By assuming some probability for our data we mean that we use some statistical distribution (i.e. mathematical function) as approximation of our data.
Sir Francis Galton in 1886 used data on parents height and their adult children height to describe regression towards mediocrity. This was one of the first times when correlation and regression was used. We can use this data to illustrate how distribution can be used to describe data.
We can approximate parents heights distribution by a normal distribution. As you can see from the plot below, normal distribution (red line) does not fit perfectly to the data, but it fits reasonably well. You could ask why would we like to use any approximation in here? The major advantage is that it makes things simpler because we can describe whole distribution of heights just by two parameters: $\mu$ for mean height and $\sigma$ for standard deviation. Knowing these two parameters not only lets us approximately re-create the data values, but also allows us to assign probabilities to values that were not observed in our dataset.

Galton used this data to show regression to the mean phenomenon. What he described is that heights of parents and their children are related and there is some rate that describes the relation. The rate of how parent's height influences child's height can be summarized using a single number $\rho$ for correlation coefficient or regression slope. The $\rho$ parameter can be also thought as a parameter of bivariate normal distribution. So in this case, distribution not only approximates the individual variable, but also relation of two variables, i.e. it leads to a statistical model of the observed phenomenon.
This leads us to replace the original counts

with a statistical distribution (red-yellow blob marks kernel density and gray ellipses mark bivariate normal density)

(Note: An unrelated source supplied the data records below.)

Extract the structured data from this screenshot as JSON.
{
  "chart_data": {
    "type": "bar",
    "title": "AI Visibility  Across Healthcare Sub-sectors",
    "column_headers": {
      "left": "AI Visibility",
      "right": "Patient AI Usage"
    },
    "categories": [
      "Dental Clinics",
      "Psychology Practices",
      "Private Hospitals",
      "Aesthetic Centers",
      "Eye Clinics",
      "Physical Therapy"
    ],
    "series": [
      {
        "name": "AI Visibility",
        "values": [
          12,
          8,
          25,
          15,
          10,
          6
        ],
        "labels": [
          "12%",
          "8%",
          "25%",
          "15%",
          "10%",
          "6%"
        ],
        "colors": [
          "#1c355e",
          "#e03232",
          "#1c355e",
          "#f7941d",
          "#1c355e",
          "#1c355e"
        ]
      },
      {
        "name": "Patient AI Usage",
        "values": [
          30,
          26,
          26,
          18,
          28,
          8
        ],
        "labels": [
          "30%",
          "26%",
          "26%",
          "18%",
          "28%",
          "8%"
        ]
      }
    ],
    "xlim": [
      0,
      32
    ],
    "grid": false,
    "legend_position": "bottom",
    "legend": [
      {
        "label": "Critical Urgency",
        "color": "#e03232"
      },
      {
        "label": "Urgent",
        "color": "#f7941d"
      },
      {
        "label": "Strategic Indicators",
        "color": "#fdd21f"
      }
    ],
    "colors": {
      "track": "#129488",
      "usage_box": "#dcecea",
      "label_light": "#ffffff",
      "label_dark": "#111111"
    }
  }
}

By saying that we assume distribution for data we mean that we use this distribution to build a model. Such model is obviously wrong, because it is an approximation, but it is useful, since it describes the complicated phenomenon in simple mathematical terms.
Galton, F. (1886). Regression Towards Mediocrity in Hereditary Stature. Journal of the Anthropological Institute, 15, 246-263.
Hanley, J. A. (2004). “Transmuting” women into men: Galton's family data on human stature. The American Statistician, 58(3), 237-243.